This site is intended for health professionals only


GP burnout expert claims complaints process ‘kills doctors’

A GP expert in burnout has called for more support for doctors facing a patient complaint, claiming ‘complaints kill doctors’. 

Professor Clare Gerada, medical director for the NHS GP Health Service, called on the GMC to draw up a charter on how patient complaints are managed from ‘the doctor and nurse end’.

Her comments came at a King’s Fund event, attended by GMC chief executive Charlie Massey, on the implications of the Dr Hadiza Bawa-Garba case, which saw the junior doctor struck off the medical register following a controversial High Court ruling earlier this year.

Professor Gerada, who is also an ex-chair of the RCGP, said: ‘Certainly, for serious complaints – as in this complaint – the complainant is left out to dry, isolated from their trust and receives no support and there is no code of conduct.

‘I need a charter that also incorporates how a complaint is managed, at the other end, the doctor and nurse end, because actually complaints kill doctors and they can kill nurses as well.’

But Professor Gerada said that doctors are working in a ‘climate of fear because patients are encouraged to complain’, adding that there is a code of conduct for dealing with patient complaints, but that the ‘complainant is usually left out to dry’.

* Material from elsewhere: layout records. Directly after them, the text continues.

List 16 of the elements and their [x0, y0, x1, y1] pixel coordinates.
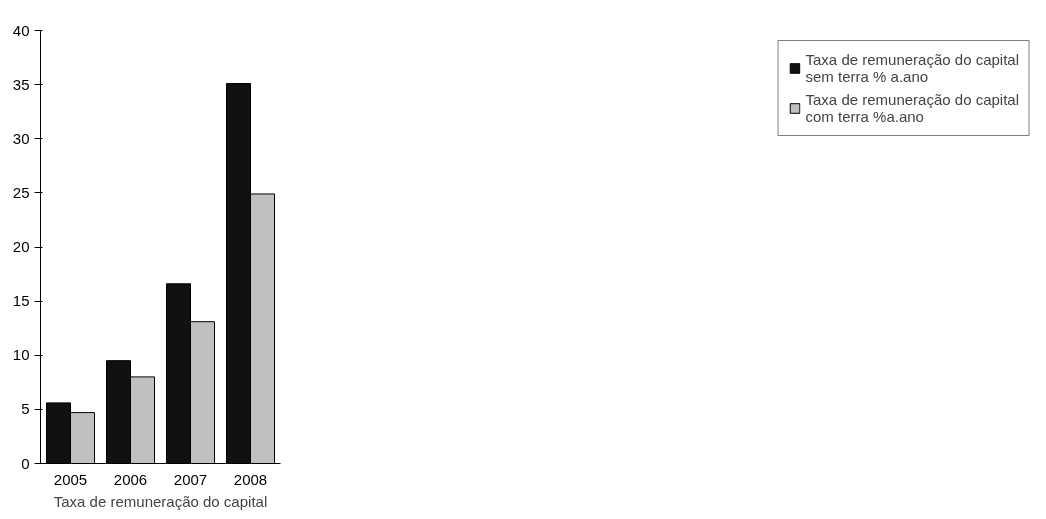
- x-tick-label: 2005: [53, 470, 88, 488]
- y-tick-label: 5: [21, 400, 30, 418]
- y-tick-label: 40: [12, 21, 30, 39]
- y-tick-label: 20: [12, 238, 30, 255]
- y-tick-label: 35: [12, 75, 30, 93]
- x-tick-label: 2008: [233, 470, 268, 488]
- y-tick-label: 10: [12, 346, 30, 364]
- y-tick-label: 25: [12, 183, 30, 201]
- legend-label: Taxa de remuneração do capital sem terra % a.ano: [805, 51, 1019, 85]
- y-tick-label: 30: [12, 129, 30, 147]
- x-tick-label: 2007: [173, 470, 208, 488]
- y-tick-label: 15: [12, 292, 30, 310]
- x-axis-title: Taxa de remuneração do capital: [53, 492, 268, 510]
- y-tick-label: 0: [21, 454, 30, 472]
- legend-label: Taxa de remuneração do capital com terra %a.ano: [805, 91, 1019, 125]
- x-tick-label: 2006: [113, 470, 148, 488]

A GMC spokesperson said: ‘We know investigations into fitness to practice complaints can be distressing for doctors, and we share a desire for complaints to be resolved as quickly as possible, and with as little stress as possible for all concerned.’

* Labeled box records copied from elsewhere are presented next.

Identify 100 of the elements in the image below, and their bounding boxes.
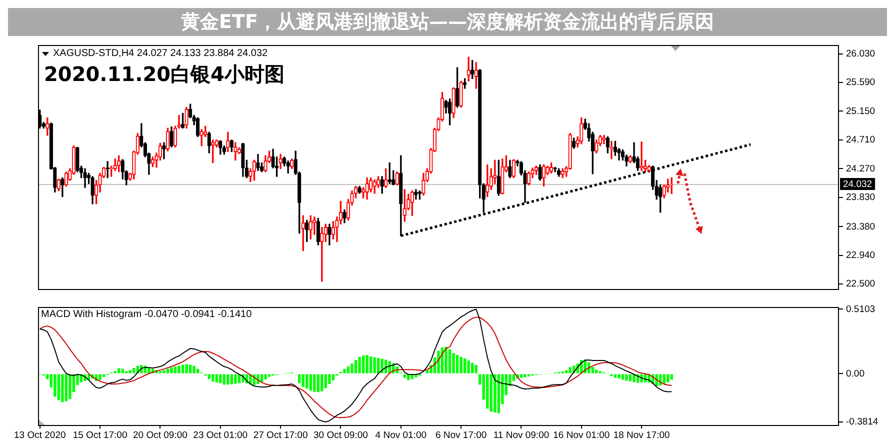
bar <box>230 374 234 384</box>
bar <box>628 374 632 382</box>
text: 黄金ETF，从避风港到撤退站——深度解析资金流出的背后原因 <box>8 8 887 36</box>
bar <box>369 356 372 374</box>
candlestick <box>90 176 94 204</box>
candlestick <box>508 160 512 178</box>
bar <box>460 356 462 374</box>
candlestick <box>361 187 366 198</box>
x-tick-label: 18 Nov 17:00 <box>613 430 670 441</box>
candlestick <box>320 227 324 282</box>
bar <box>313 374 316 392</box>
bar <box>208 374 210 380</box>
bar <box>320 374 324 392</box>
y-tick-label: 24.710 <box>846 134 876 146</box>
bar <box>332 374 335 380</box>
x-tick-label: 6 Nov 17:00 <box>435 430 487 441</box>
x-tick-label: 23 Oct 01:00 <box>193 430 248 441</box>
bar <box>219 374 222 384</box>
candlestick <box>455 67 460 108</box>
x-tick-label: 27 Oct 17:00 <box>253 430 308 441</box>
bar <box>444 346 448 374</box>
candlestick <box>486 164 490 198</box>
bar <box>178 366 180 374</box>
bar <box>328 374 331 384</box>
bar <box>437 350 440 374</box>
bar <box>618 374 620 379</box>
bar <box>366 355 368 374</box>
candlestick <box>628 155 632 164</box>
x-tick-label: 15 Oct 17:00 <box>72 430 128 441</box>
bar <box>324 374 328 388</box>
bar <box>57 374 60 400</box>
bar <box>662 374 666 384</box>
candlestick <box>166 128 170 152</box>
annotation: XAGUSD-STD,H4 24.027 24.133 23.884 24.032 <box>53 48 268 60</box>
bar <box>452 352 455 374</box>
y-tick-label: 0.00 <box>846 368 864 380</box>
bar <box>670 374 674 380</box>
bar <box>350 363 354 374</box>
candlestick <box>560 168 564 178</box>
candlestick <box>526 172 531 186</box>
bar <box>354 360 358 374</box>
candlestick <box>640 142 644 171</box>
candlestick <box>602 135 606 144</box>
x-tick-label: 13 Oct 2020 <box>14 430 66 441</box>
bar <box>215 374 218 382</box>
y-tick-label: 22.500 <box>846 278 876 290</box>
bar <box>666 374 670 382</box>
bar <box>467 360 470 374</box>
bar <box>185 364 188 374</box>
bar <box>264 374 267 380</box>
bar <box>494 374 496 412</box>
candlestick <box>342 209 346 224</box>
candlestick <box>234 142 238 160</box>
bar <box>222 374 226 385</box>
candlestick <box>452 87 456 118</box>
bar <box>309 374 312 391</box>
candlestick <box>358 186 362 194</box>
bar <box>306 374 308 389</box>
y-tick-label: 24.270 <box>846 163 876 174</box>
y-tick-label: 23.380 <box>846 221 876 232</box>
candlestick <box>162 142 166 160</box>
bar <box>520 374 523 378</box>
bar <box>625 374 628 381</box>
y-tick-label: 26.030 <box>846 48 876 60</box>
bar <box>212 374 214 382</box>
bar <box>614 374 617 378</box>
bar <box>170 367 173 374</box>
candlestick <box>207 132 211 154</box>
candlestick <box>410 190 414 216</box>
x-tick-label: 16 Nov 01:00 <box>553 430 610 441</box>
candlestick <box>422 172 426 196</box>
bar <box>497 374 500 414</box>
candlestick <box>365 177 369 200</box>
candlestick <box>308 215 312 240</box>
bar <box>298 374 301 384</box>
bar <box>568 367 572 374</box>
bar <box>260 374 264 382</box>
bar <box>373 357 376 374</box>
bar <box>54 374 56 397</box>
bar <box>268 374 271 377</box>
candlestick <box>83 168 87 188</box>
bar <box>490 374 492 412</box>
candlestick <box>184 106 188 129</box>
bar <box>162 370 166 374</box>
bar <box>226 374 230 385</box>
bar <box>486 374 489 409</box>
candlestick <box>372 179 376 194</box>
bar <box>621 374 624 380</box>
x-tick-label: 20 Oct 09:00 <box>133 430 188 441</box>
bar <box>448 349 452 374</box>
bar <box>166 368 170 374</box>
bar <box>376 358 380 374</box>
bar <box>234 374 237 384</box>
bar <box>316 374 320 392</box>
candlestick <box>572 138 576 149</box>
candlestick <box>256 154 260 171</box>
bar <box>380 358 384 374</box>
bar <box>456 355 459 374</box>
bar <box>61 374 64 402</box>
candlestick <box>278 154 282 169</box>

They said that a ‘wide range of reforms’ have been implemented, adding that they have improved the way they write to doctors ensuring communication is ‘clear and sensitive in tone’, and ‘remain committed to continuing to improve the way we handle complaints’.

Last week Pulse revealed that more than one quarter of black and minority ethnic GPs experience discrimination from patients at least monthly, with one GP explaining that patients ‘show dissatisfaction from the outset’ leading to ‘erroneous’ complaints about their competency.